- 5 spray(s) cooking spray
- 6 cup(s) uncooked butternut squash, cubed
- 2 cup(s), chopped uncooked onion(s), or diced
- 2 cup(s) uncooked carrot(s), diced
- 2 cup(s) uncooked celery, diced
- 1 tsp kosher salt, divided
- 1/4 tsp black pepper, divided
- 2 Tbsp fresh sage, chopped, divided
- 2 tsp minced garlic
- 1 pinch crushed red pepper flakes
- 4 cup(s) reduced sodium canned chicken broth
- 4 cup(s) uncooked kale, baby variety
- 1 tsp fresh lemon juice
- 1/4 cup(s) fresh parsley, chopped
Preheat oven to 425°F. Line a baking pan with parchment paper.
Spread squash in an even layer on prepared pan and coat lightly with cooking spray; season with 1/2 tsp salt and 1/8 tsp black pepper.

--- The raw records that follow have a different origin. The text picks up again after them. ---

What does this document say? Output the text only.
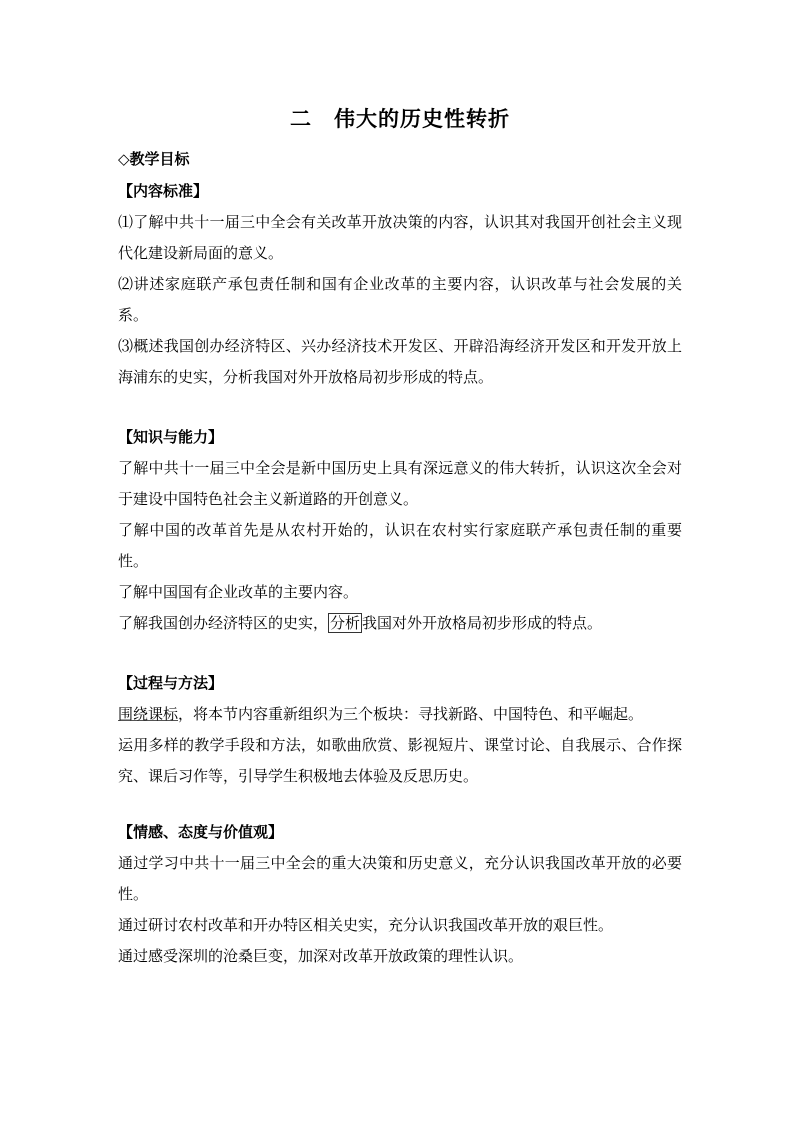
二　伟大的历史性转折
◇教学目标
【内容标准】

⑴了解中共十一届三中全会有关改革开放决策的内容，认识其对我国开创社会主义现代化建设新局面的意义。

⑵讲述家庭联产承包责任制和国有企业改革的主要内容，认识改革与社会发展的关系。

⑶概述我国创办经济特区、兴办经济技术开发区、开辟沿海经济开发区和开发开放上海浦东的史实，分析我国对外开放格局初步形成的特点。

【知识与能力】

了解中共十一届三中全会是新中国历史上具有深远意义的伟大转折，认识这次全会对于建设中国特色社会主义新道路的开创意义。

了解中国的改革首先是从农村开始的，认识在农村实行家庭联产承包责任制的重要性。

了解中国国有企业改革的主要内容。

了解我国创办经济特区的史实， 分析 我国对外开放格局初步形成的特点。

【过程与方法】

围绕课标，将本节内容重新组织为三个板块：寻找新路、中国特色、和平崛起。

运用多样的教学手段和方法，如歌曲欣赏、影视短片、课堂讨论、自我展示、合作探究、课后习作等，引导学生积极地去体验及反思历史。

【情感、态度与价值观】

通过学习中共十一届三中全会的重大决策和历史意义，充分认识我国改革开放的必要性。

通过研讨农村改革和开办特区相关史实，充分认识我国改革开放的艰巨性。

通过感受深圳的沧桑巨变，加深对改革开放政策的理性认识。
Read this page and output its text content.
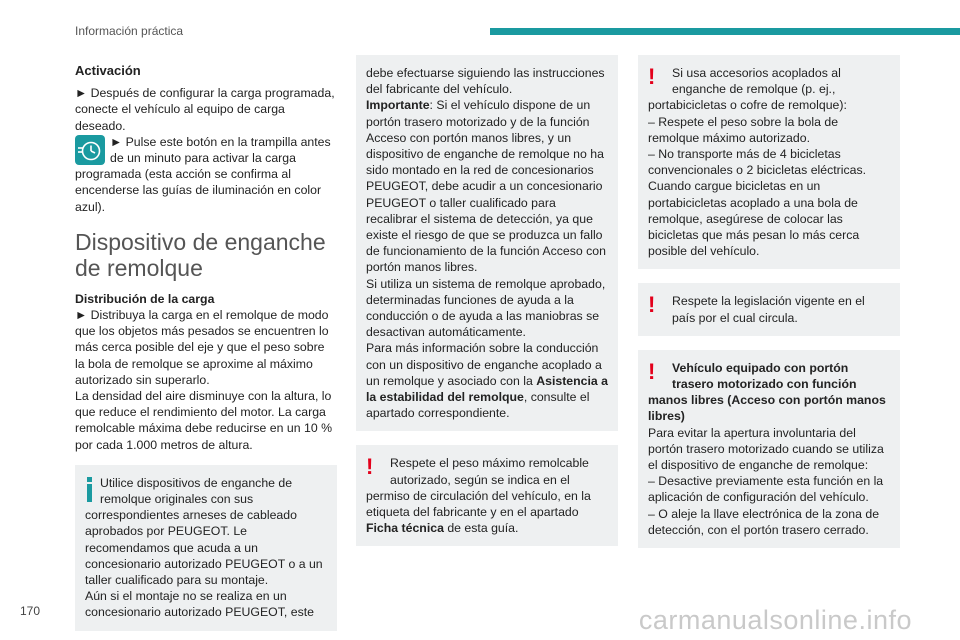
Información práctica
Activación

► Después de configurar la carga programada, conecte el vehículo al equipo de carga deseado.

► Pulse este botón en la trampilla antes de un minuto para activar la carga programada (esta acción se confirma al encenderse las guías de iluminación en color azul).

Dispositivo de enganche de remolque

Distribución de la carga

► Distribuya la carga en el remolque de modo que los objetos más pesados se encuentren lo más cerca posible del eje y que el peso sobre la bola de remolque se aproxime al máximo autorizado sin superarlo.

La densidad del aire disminuye con la altura, lo que reduce el rendimiento del motor. La carga remolcable máxima debe reducirse en un 10 % por cada 1.000 metros de altura.

Utilice dispositivos de enganche de remolque originales con sus correspondientes arneses de cableado aprobados por PEUGEOT. Le recomendamos que acuda a un concesionario autorizado PEUGEOT o a un taller cualificado para su montaje.

Aún si el montaje no se realiza en un concesionario autorizado PEUGEOT, este

debe efectuarse siguiendo las instrucciones del fabricante del vehículo.

Importante: Si el vehículo dispone de un portón trasero motorizado y de la función Acceso con portón manos libres, y un dispositivo de enganche de remolque no ha sido montado en la red de concesionarios PEUGEOT, debe acudir a un concesionario PEUGEOT o taller cualificado para recalibrar el sistema de detección, ya que existe el riesgo de que se produzca un fallo de funcionamiento de la función Acceso con portón manos libres.

Si utiliza un sistema de remolque aprobado, determinadas funciones de ayuda a la conducción o de ayuda a las maniobras se desactivan automáticamente.

Para más información sobre la conducción con un dispositivo de enganche acoplado a un remolque y asociado con la Asistencia a la estabilidad del remolque, consulte el apartado correspondiente.

!	Respete el peso máximo remolcable autorizado, según se indica en el permiso de circulación del vehículo, en la etiqueta del fabricante y en el apartado Ficha técnica de esta guía.

!	Si usa accesorios acoplados al enganche de remolque (p. ej., portabicicletas o cofre de remolque):

– Respete el peso sobre la bola de remolque máximo autorizado.

– No transporte más de 4 bicicletas convencionales o 2 bicicletas eléctricas.

Cuando cargue bicicletas en un portabicicletas acoplado a una bola de remolque, asegúrese de colocar las bicicletas que más pesan lo más cerca posible del vehículo.

!	Respete la legislación vigente en el país por el cual circula.

!	Vehículo equipado con portón trasero motorizado con función manos libres (Acceso con portón manos libres)

Para evitar la apertura involuntaria del portón trasero motorizado cuando se utiliza el dispositivo de enganche de remolque:

– Desactive previamente esta función en la aplicación de configuración del vehículo.

– O aleje la llave electrónica de la zona de detección, con el portón trasero cerrado.

170	carmanualsonline.info
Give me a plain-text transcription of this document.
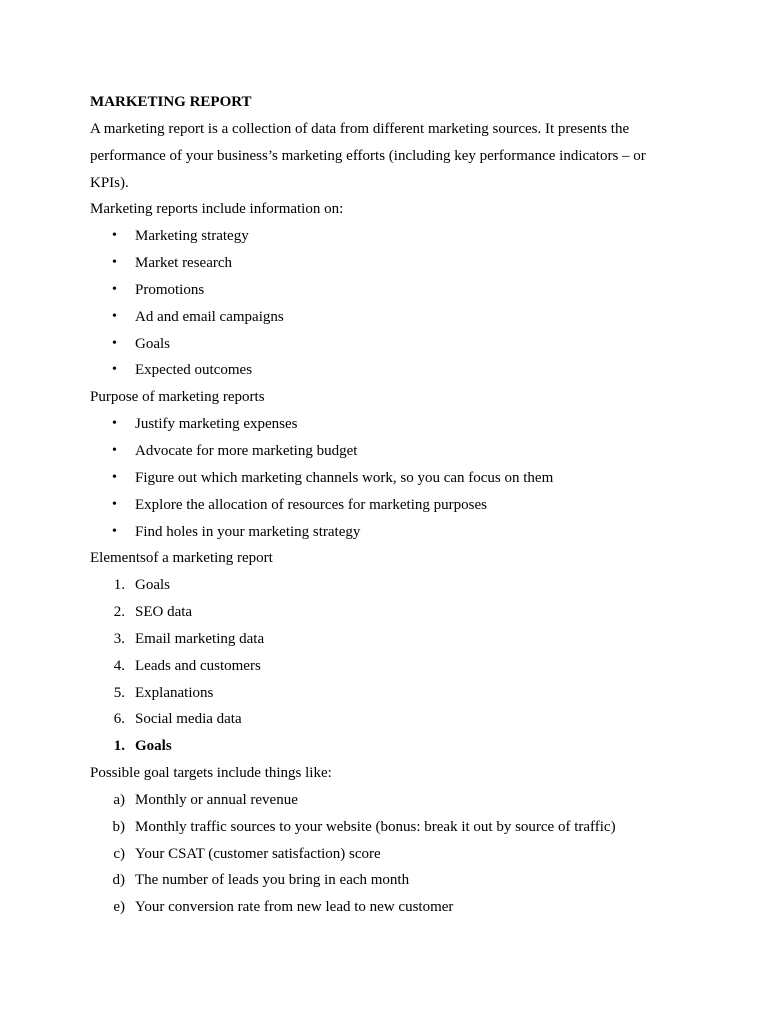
MARKETING REPORT
A marketing report is a collection of data from different marketing sources. It presents the
performance of your business’s marketing efforts (including key performance indicators – or
KPIs).
Marketing reports include information on:
• Marketing strategy
• Market research
• Promotions
• Ad and email campaigns
• Goals
• Expected outcomes
Purpose of marketing reports
• Justify marketing expenses
• Advocate for more marketing budget
• Figure out which marketing channels work, so you can focus on them
• Explore the allocation of resources for marketing purposes
• Find holes in your marketing strategy
Elementsof a marketing report
1. Goals
2. SEO data
3. Email marketing data
4. Leads and customers
5. Explanations
6. Social media data
1. Goals
Possible goal targets include things like:
a) Monthly or annual revenue
b) Monthly traffic sources to your website (bonus: break it out by source of traffic)
c) Your CSAT (customer satisfaction) score
d) The number of leads you bring in each month
e) Your conversion rate from new lead to new customer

Roast until lightly browned, stirring once halfway through, about 30 minutes.
While squash roasts, coat a large soup pot with cooking spray; heat over medium heat. Add onion, carrot and celery; season with remaining 1/2 tsp salt and 1/8 tsp black pepper. Cook, stirring frequently, until vegetables soften, 8-10 minutes. Add 1 Tbsp sage, garlic and red pepper flakes; cook, stirring a few times, 1 minute. Stir in broth and increase heat to high; bring to a boil. Reduce heat to medium-low; simmer, covered, 10 minutes.
Stir in kale, roasted squash, remaining 1 Tbsp sage and lemon juice; serve garnished with parsley.